A number of people have been arrested over the theft of crown jewels from the Louvre museum in Paris, the city’s prosecutor has said.
The arrests were made on Saturday evening, and included that of a man said to have been preparing to leave the country from Roissy Airport.
French media BFM TV and Le Parisien newspaper earlier reported two suspects had been arrested and taken into custody. Paris prosecutor Laure Beccuau did not confirm the number of arrests or whether the jewels had been recovered.
Thieves took less than eight minutes to steal jewels valued at 88 million euros (£77 million) in a heist last Sunday at the world’s most visited museum – a crime that has shocked the world.
French officials described how the intruders used a cherry picker to scale the Louvre’s facade, forced open a window, smashed display cases and fled last Sunday morning.

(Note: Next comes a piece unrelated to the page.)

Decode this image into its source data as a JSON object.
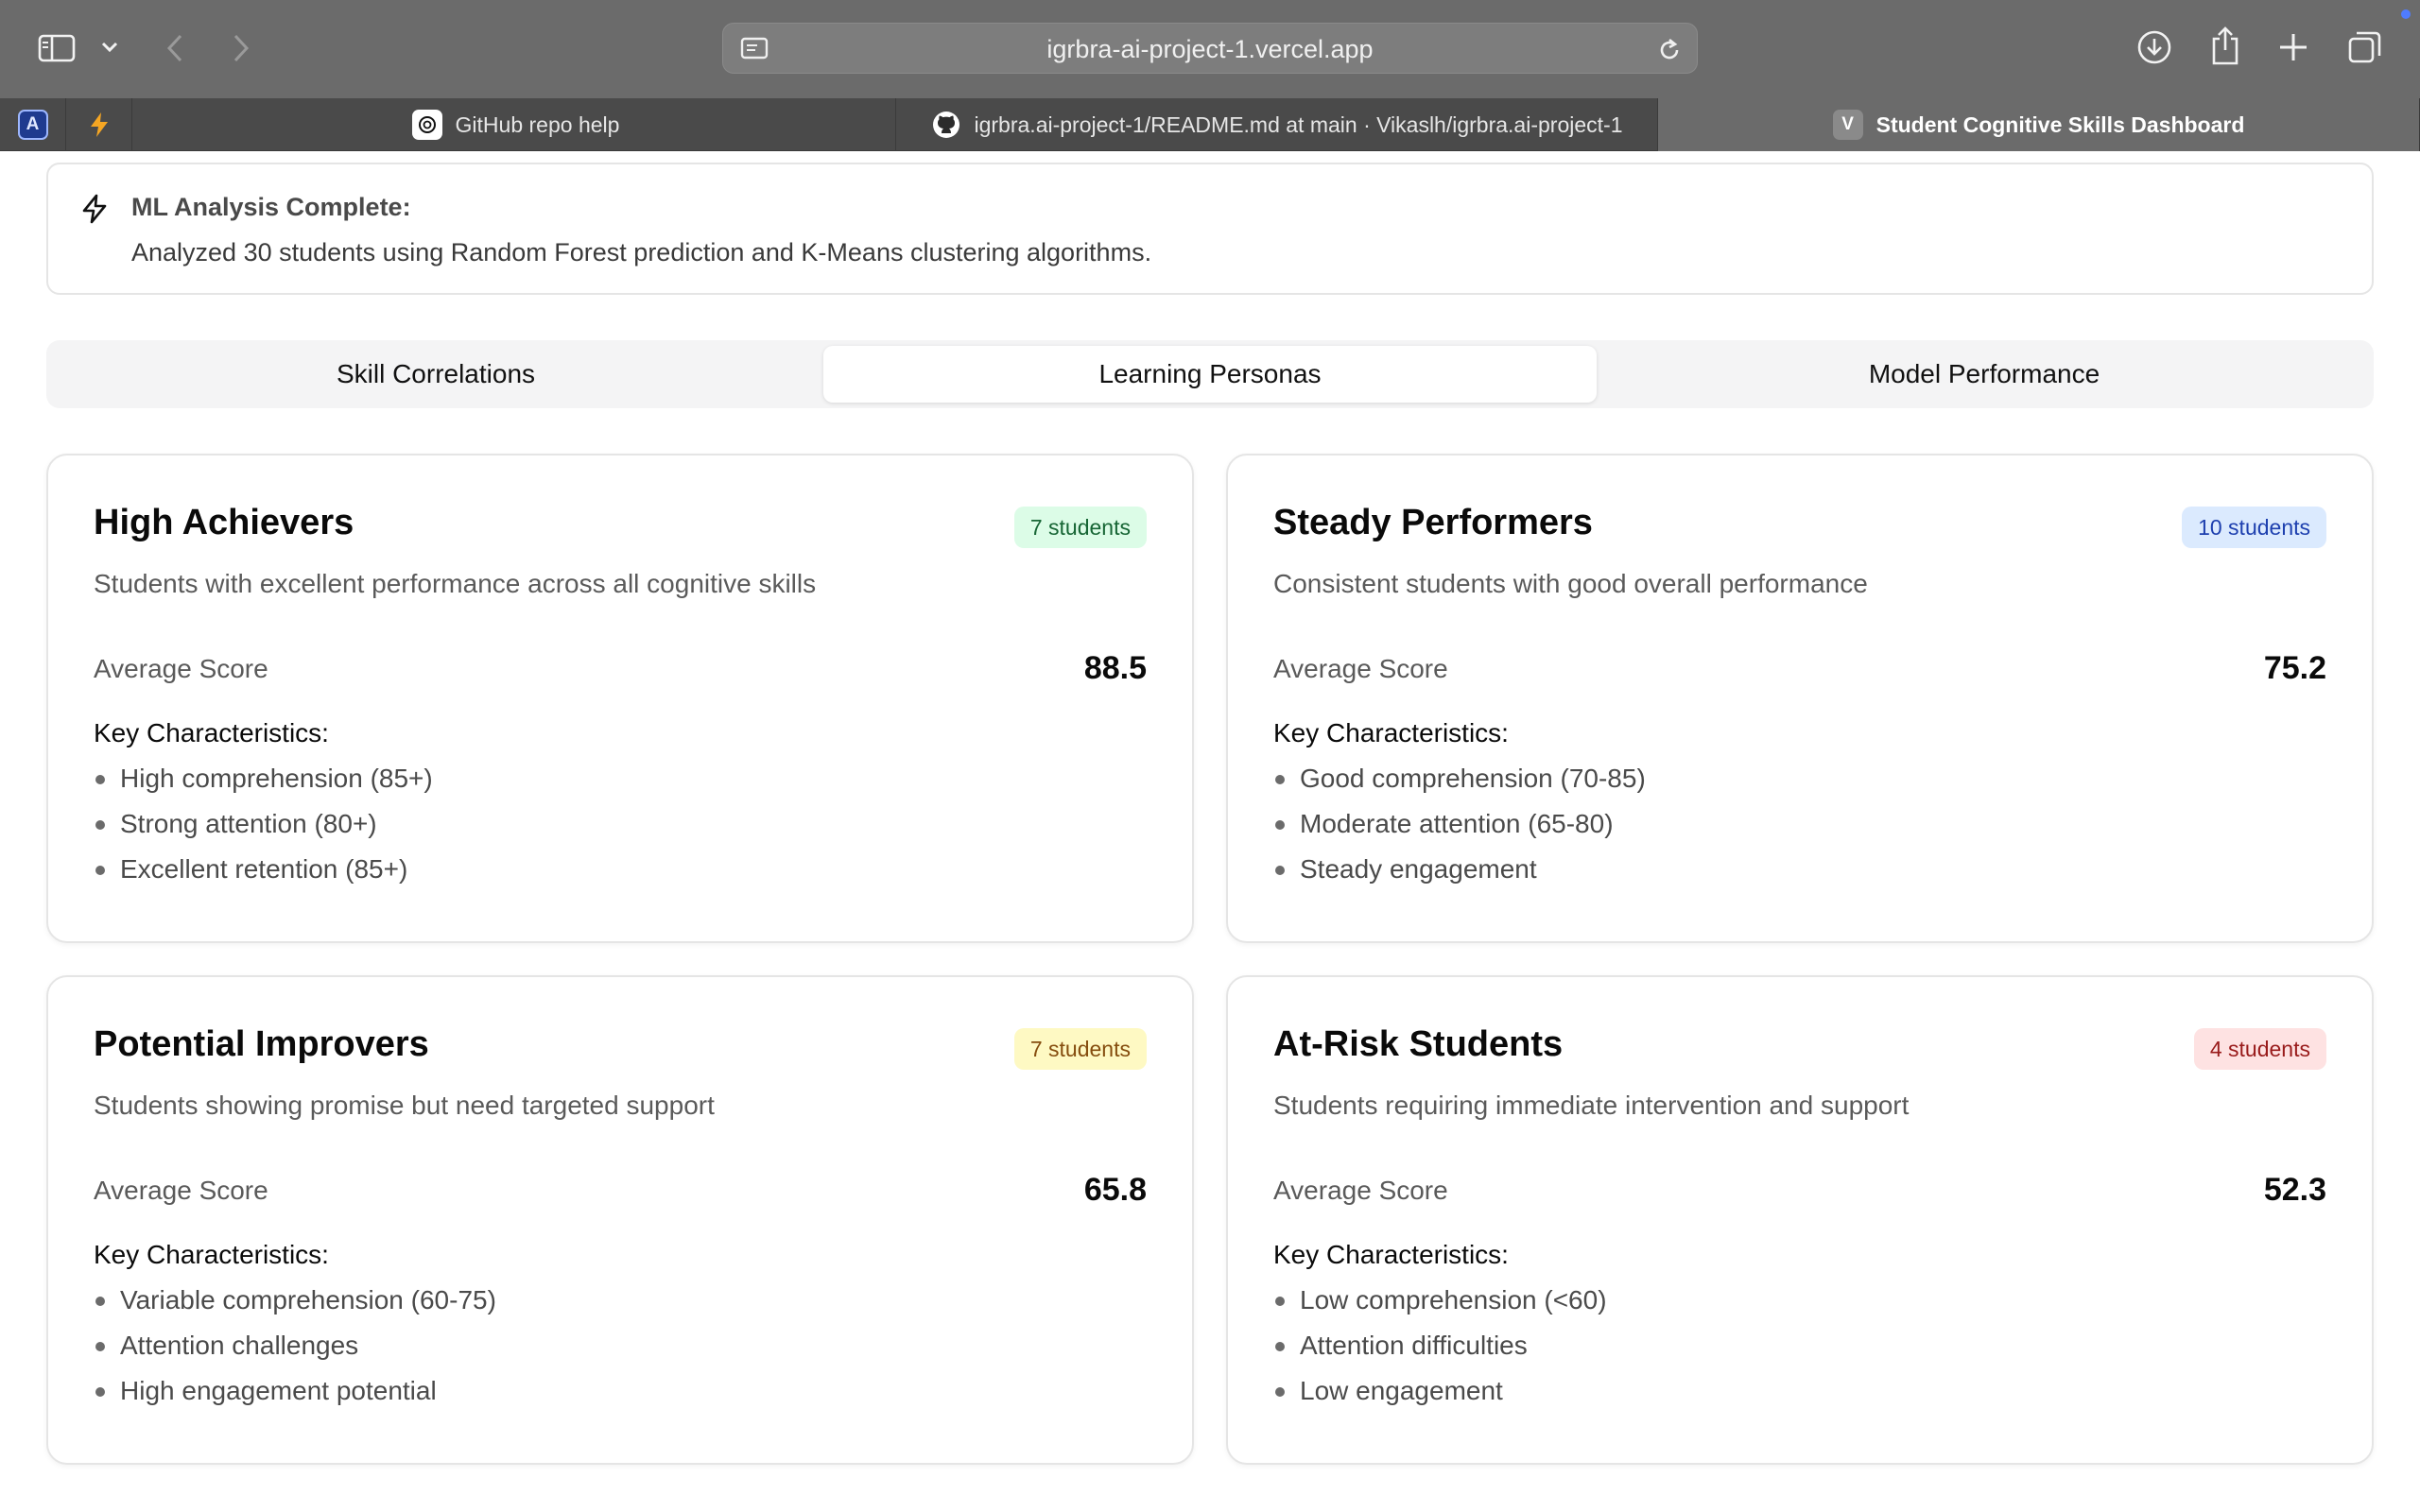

The museum’s director called the incident a “terrible failure”.
Ms Beccuau said investigators from a special police unit in charge of armed robberies, serious burglaries and art thefts made the arrests. She rued in her statement the premature leak of information, saying it could hinder the work of more than 100 investigators “mobilised to recover the stolen jewels and apprehend all of the perpetrators”.
The prosecutor added that further details will be release when the suspects’ custody period ends.
French interior minister Laurent Nunez praised “the investigators who have worked tirelessly, just as I asked them to, and who have always had my full confidence”.
The Louvre reopened earlier this week after one of the highest-profile museum thefts of the century stunned the world with its audacity and scale.
The thieves slipped in and out, making off with parts of France’s crown jewels – a cultural wound that some compared to the burning of Notre Dame Cathedral in 2019.
The thieves made away with a total of eight objects, including a sapphire diadem, necklace and single earring from a set linked to 19th-century queens Marie-Amelie and Hortense.
They also took an emerald necklace and earrings tied to Empress Marie-Louise, Napoleon Bonaparte’s second wife, as well as a reliquary brooch. Empress Eugenie’s diamond diadem and her large corsage-bow brooch – an imperial ensemble of rare craftsmanship – were also part of the loot.
One piece – Eugenie’s emerald-set imperial crown with more than 1,300 diamonds – was later found outside the museum, damaged but recoverable.